In May this year, employees stumbled across files that had been dried and treated after the flood, yet showed renewed mould growth years later.
The return of the seemingly undead mould not only threatens the paper documents through staining and deterioration, but also the health of anyone who comes in contact with them or the storage environment.
People with respiratory illnesses, such as asthma, are particularly vulnerable to airborne moulds.
"Mould-affected documents are more susceptible to develop mould because they have a higher concentration of mould spores — visible or invisible — that may be dormant, but still viable," says a government notice outlining the problem.
"Considerable effort has been afforded to try and prevent mould growth, yet mould has been recently discovered in some records previously damaged by the flood."
The Privy Council Office is now looking for outside experts to help identify all the fouled folios and kill the contagion, and is expecting to pay up to $100,000 for the work.
And because the documents contain highly sensitive government information, the technicians must have security clearances and surrender their cell phones, laptops and other mobile devices before entering the storage areas.
They're also required to wear protection against hazardous materials, such as latex gloves, mask respirators, lab coats and goggles.
They'll vacuum shelves, carpets and concrete floors using dense, high-quality filters to catch the spores. All work must be completed by next September.
"The records are operational and administrative in nature," spokesman Raymond Rivet said in an email.

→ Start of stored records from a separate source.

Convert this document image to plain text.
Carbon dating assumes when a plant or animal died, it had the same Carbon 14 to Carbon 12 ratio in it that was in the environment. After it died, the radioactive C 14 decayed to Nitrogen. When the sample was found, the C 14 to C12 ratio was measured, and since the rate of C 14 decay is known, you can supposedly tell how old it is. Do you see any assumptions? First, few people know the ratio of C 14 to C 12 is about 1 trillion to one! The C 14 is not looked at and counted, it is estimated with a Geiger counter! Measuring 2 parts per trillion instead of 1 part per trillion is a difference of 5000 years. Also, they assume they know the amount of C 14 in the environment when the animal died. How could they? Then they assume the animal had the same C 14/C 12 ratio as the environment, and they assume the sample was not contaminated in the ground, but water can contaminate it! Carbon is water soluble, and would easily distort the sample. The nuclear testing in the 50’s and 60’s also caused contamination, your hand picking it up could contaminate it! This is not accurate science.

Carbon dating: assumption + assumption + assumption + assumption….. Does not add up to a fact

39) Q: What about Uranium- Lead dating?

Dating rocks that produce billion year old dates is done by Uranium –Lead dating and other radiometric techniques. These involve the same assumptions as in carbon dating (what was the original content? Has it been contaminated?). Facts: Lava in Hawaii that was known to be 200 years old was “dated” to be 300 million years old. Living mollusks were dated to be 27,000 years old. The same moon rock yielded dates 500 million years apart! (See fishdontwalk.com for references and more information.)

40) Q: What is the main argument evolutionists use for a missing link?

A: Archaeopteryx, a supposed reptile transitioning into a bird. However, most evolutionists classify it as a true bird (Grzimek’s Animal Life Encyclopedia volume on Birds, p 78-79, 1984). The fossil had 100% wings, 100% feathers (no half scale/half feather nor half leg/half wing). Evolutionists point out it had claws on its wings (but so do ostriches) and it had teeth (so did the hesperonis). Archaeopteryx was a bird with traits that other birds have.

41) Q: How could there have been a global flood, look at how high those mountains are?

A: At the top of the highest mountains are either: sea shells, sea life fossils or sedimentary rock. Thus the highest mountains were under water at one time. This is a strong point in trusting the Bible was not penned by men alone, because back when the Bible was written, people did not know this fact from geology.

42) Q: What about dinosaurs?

"They date from 1968-98, with most of the affected records dating to 1988-94. No documents have been destroyed as a result of being affected by mould."
The documents are currently held in a Gatineau, Que., storage warehouse operated by Library and Archives Canada, though under the control of Privy Council Office.
The federal government's biggest repository of historical documents is at Library and Archives, where mould occasionally creeps onto the pages of books, photographs, old newspapers and paper documents, despite strict controls to hold down humidity and temperature levels.
The institution freezes any contaminated documents for at least 48 hours to kill live mould, then treats the damaged material inside a biological containment hood.
Tiny spores are particularly tough to eliminate. Their tough outer shells can protect and keep them dormant for years.
Library and Archives Canada warns members of the public who discover mould in documents to immediately stop handling the material and report it to staff.